SINGAPORE: Recent data shows that countries across the globe are reevaluating the balance between global trade and sustainable practices — and Singapore is doing very well. Singapore ranked third in the annual Hinrich-IMD Sustainable Trade Index (STI), which measures how 30 major trading economies are geared for long-term economic growth, environmental protection, and societal development. Ranked third overall with a score of 94.1, Singapore took the top spot in the index’s economic pillar metric, fifth place for environmental protection and eighth for societal development.
The report examined the economies of 30 countries and rated them according to their readiness and capacity to participate in global trade while supporting long-term goals of economic growth, environmental protection, and societal development.

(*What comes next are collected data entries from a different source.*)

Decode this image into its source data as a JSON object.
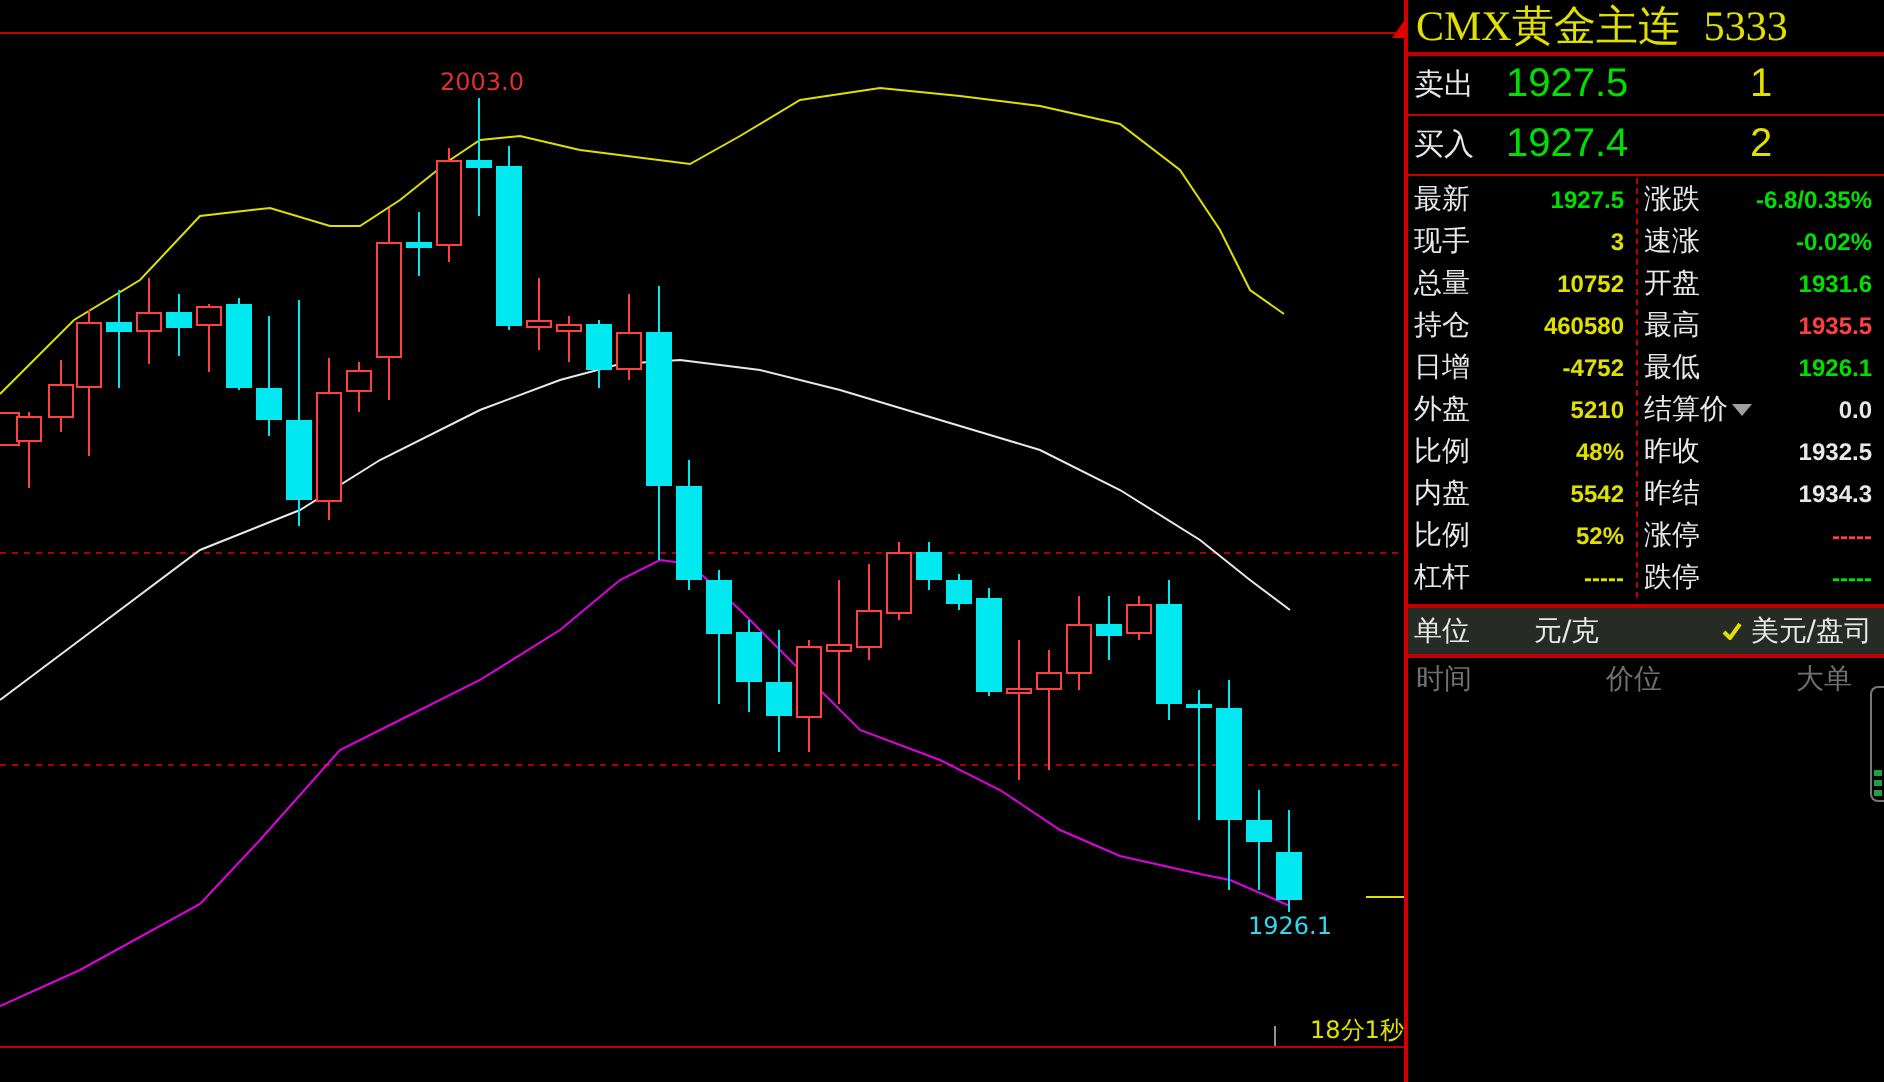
{
  "chart": {
    "high_label": "2003.0",
    "low_label": "1926.1",
    "countdown": "18分1秒"
  },
  "quote": {
    "title": "CMX黄金主连",
    "code": "5333"
  },
  "orders": [
    {
      "label": "卖出",
      "price": "1927.5",
      "count": "1"
    },
    {
      "label": "买入",
      "price": "1927.4",
      "count": "2"
    }
  ],
  "left_stats": [
    {
      "label": "最新",
      "value": "1927.5",
      "color": "#00e000"
    },
    {
      "label": "现手",
      "value": "3",
      "color": "#e0e000"
    },
    {
      "label": "总量",
      "value": "10752",
      "color": "#e0e000"
    },
    {
      "label": "持仓",
      "value": "460580",
      "color": "#e0e000"
    },
    {
      "label": "日增",
      "value": "-4752",
      "color": "#e0e000"
    },
    {
      "label": "外盘",
      "value": "5210",
      "color": "#e0e000"
    },
    {
      "label": "比例",
      "value": "48%",
      "color": "#e0e000"
    },
    {
      "label": "内盘",
      "value": "5542",
      "color": "#e0e000"
    },
    {
      "label": "比例",
      "value": "52%",
      "color": "#e0e000"
    },
    {
      "label": "杠杆",
      "value": "-----",
      "color": "#e0e000"
    }
  ],
  "right_stats": [
    {
      "label": "涨跌",
      "value": "-6.8/0.35%",
      "color": "#00e000",
      "dropdown": false
    },
    {
      "label": "速涨",
      "value": "-0.02%",
      "color": "#00e000",
      "dropdown": false
    },
    {
      "label": "开盘",
      "value": "1931.6",
      "color": "#00e000",
      "dropdown": false
    },
    {
      "label": "最高",
      "value": "1935.5",
      "color": "#ff4040",
      "dropdown": false
    },
    {
      "label": "最低",
      "value": "1926.1",
      "color": "#00e000",
      "dropdown": false
    },
    {
      "label": "结算价",
      "value": "0.0",
      "color": "#e8e8e8",
      "dropdown": true
    },
    {
      "label": "昨收",
      "value": "1932.5",
      "color": "#e8e8e8",
      "dropdown": false
    },
    {
      "label": "昨结",
      "value": "1934.3",
      "color": "#e8e8e8",
      "dropdown": false
    },
    {
      "label": "涨停",
      "value": "-----",
      "color": "#ff4040",
      "dropdown": false
    },
    {
      "label": "跌停",
      "value": "-----",
      "color": "#00e000",
      "dropdown": false
    }
  ],
  "units": {
    "label": "单位",
    "options": [
      {
        "label": "元/克",
        "selected": false
      },
      {
        "label": "美元/盘司",
        "selected": true
      }
    ]
  },
  "ticks_header": [
    "时间",
    "价位",
    "大单"
  ]
}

Taking the top spot on the index again is New Zealand (100), with the United Kingdom (96.5) coming in second. The top three economies are characterized by the study as “illustrative examples of harmonious coexistence between trade and sustainability goals”.
Singapore made the jump from last year’s fifth place to third, while Japan dropped four spots from fourth to eighth. Hong Kong (85.6) and Australia (84.5), respectively, round out the top five.
The report noted that the recent health crisis and geopolitical turbulence—the COVID-19 pandemic and tensions in key parts around the globe —“are strengthening domestic industries and redefining countries’ terms for global exchanges.”
The index also highlighted the trend towards “slowbalization”, which refers to slowing trade reform and weakening political and policy support for measures that open trade while geopolitical tensions have been rising. “As a response to an increasingly fragmented world, evidence from the STI shows a deterioration across key economies in non-tariff barriers and trade costs this year compared to 2022.”
Also, instead of leading the charge to reverse the so-called “slowbalization”, data shows that the largest economies around the globe are increasing tariffs and non-tariff barriers, as well as slowing trade liberalization, which has posed challenges for states to use trade for managing and promoting economic, societal, and environmental sustainability.
Professor Arturo Bris, Director of IMD’s World Competitiveness Center, which produces the STI in partnership with the Hinrich Foundation, says, “Economies that balance trade and sustainability well tend to be the more developed ones in which the cost of making trade more aligned to the Sustainable Development Goals is lower.
With global trade challenged by geopolitical and health issues, the work of streamlining supply chains and reducing costs has become paramount, even at the expense of social or environmental considerations in global trade. Our index sheds light on how this trade-off is being played out.”
Hinrich Foundation CEO Kathryn Dioth noted, “The global trade system is experiencing fragmentation that threatens to erode the achievements of 70 years of globalization. Protectionist trade policies are being implemented under the guise of responding to the headwinds of post-pandemic inflation and geopolitical tensions. And while global trade continues to expand in value, that is mainly due to higher commodity prices.”